VLA327-06 and VLA328-06

  1. The appellants led evidence to a value of $121/ha for both these parts of the property.  The respondent led evidence to a value of $117/ha.

  2. The parties are agreed that the smaller properties should be valued at a higher rate than the aggregation and there is very little difference between them as to the appropriate differential to be applied – the appellants have added $2/ha, the respondent $1.50/ha.

  3. Since I have accepted the appellants’ estimate of value of $115/ha for the aggregation, I consider it appropriate to apply their estimate, $117/ha, to the value of each of the leases.

ORDERS

1.    Appeal VLA326-06 is allowed.

2.    The unimproved value of the aggregation of Arundel, being Lot 6 on RY 41 : GHPL2/3838 and Lot 7 on RY 41 : GHPL2/3837 in the Parish of Tenterden is determined at One Million, Three Hundred and Sixty Thousand, Five Hundred Dollars ($1,360,500) as at 1 October 2005.
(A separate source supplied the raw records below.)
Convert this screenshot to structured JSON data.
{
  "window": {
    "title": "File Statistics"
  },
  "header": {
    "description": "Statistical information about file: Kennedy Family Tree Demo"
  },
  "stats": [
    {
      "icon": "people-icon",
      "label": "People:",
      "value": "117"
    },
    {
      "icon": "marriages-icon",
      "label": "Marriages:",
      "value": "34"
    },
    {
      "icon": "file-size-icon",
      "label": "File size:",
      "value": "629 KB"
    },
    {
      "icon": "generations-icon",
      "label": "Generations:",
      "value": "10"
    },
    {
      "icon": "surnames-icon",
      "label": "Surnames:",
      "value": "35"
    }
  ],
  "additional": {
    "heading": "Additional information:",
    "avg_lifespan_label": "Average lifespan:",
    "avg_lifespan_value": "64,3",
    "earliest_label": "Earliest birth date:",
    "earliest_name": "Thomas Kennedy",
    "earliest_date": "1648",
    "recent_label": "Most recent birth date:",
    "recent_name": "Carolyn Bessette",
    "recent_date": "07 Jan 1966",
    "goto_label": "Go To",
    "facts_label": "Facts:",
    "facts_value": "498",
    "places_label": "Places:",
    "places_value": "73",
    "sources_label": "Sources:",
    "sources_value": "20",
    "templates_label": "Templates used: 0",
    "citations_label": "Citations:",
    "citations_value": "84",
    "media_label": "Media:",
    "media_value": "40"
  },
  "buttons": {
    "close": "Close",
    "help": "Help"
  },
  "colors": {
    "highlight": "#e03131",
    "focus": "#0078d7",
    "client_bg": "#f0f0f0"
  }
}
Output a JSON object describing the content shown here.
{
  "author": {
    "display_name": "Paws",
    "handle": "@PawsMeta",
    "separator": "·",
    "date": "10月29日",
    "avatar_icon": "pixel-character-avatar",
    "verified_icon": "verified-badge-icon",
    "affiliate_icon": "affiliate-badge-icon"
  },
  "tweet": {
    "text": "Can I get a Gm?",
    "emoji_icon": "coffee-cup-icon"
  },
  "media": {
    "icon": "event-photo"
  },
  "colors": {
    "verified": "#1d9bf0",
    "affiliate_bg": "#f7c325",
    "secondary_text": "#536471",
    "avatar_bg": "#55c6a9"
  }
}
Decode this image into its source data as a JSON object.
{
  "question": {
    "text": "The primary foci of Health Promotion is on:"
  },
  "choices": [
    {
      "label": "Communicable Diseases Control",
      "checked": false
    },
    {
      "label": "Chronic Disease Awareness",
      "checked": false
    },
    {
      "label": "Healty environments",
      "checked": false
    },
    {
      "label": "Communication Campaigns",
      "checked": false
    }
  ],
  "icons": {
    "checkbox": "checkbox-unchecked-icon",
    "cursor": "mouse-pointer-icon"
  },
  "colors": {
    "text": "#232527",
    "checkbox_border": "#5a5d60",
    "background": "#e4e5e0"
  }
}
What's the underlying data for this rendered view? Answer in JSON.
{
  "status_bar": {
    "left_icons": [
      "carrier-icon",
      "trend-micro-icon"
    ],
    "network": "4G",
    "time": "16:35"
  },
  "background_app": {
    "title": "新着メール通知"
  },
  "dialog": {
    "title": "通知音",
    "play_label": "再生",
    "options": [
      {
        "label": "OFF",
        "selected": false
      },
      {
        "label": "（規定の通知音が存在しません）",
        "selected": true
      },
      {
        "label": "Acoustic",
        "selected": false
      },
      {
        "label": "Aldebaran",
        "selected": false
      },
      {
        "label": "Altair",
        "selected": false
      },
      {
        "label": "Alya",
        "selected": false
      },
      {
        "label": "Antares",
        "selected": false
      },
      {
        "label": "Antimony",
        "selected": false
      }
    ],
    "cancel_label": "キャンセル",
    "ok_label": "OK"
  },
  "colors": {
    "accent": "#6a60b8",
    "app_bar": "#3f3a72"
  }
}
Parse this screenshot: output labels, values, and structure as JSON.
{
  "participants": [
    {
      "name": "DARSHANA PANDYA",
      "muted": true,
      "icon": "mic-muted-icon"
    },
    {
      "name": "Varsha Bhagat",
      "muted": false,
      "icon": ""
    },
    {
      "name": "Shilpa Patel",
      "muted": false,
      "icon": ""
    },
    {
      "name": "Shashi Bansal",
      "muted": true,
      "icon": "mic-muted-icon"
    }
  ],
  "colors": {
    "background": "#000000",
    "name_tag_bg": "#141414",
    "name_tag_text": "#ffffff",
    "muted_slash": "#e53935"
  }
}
3.    Appeal VLA327-06 is allowed.

4.    The unimproved value of Lot 7 on RY 41 on GHPL2/3837 is determined at Seven Hundred and Seventeen Thousand, Five Hundred Dollars ($717,500). 

5.    Appeal VLA328-06 is allowed.

6.    The unimproved value of Lot 6 on RY 41 on GHPL2/3838 is determined at Six Hundred and Sixty-Six Thousand, Five Hundred Dollars ($666,500).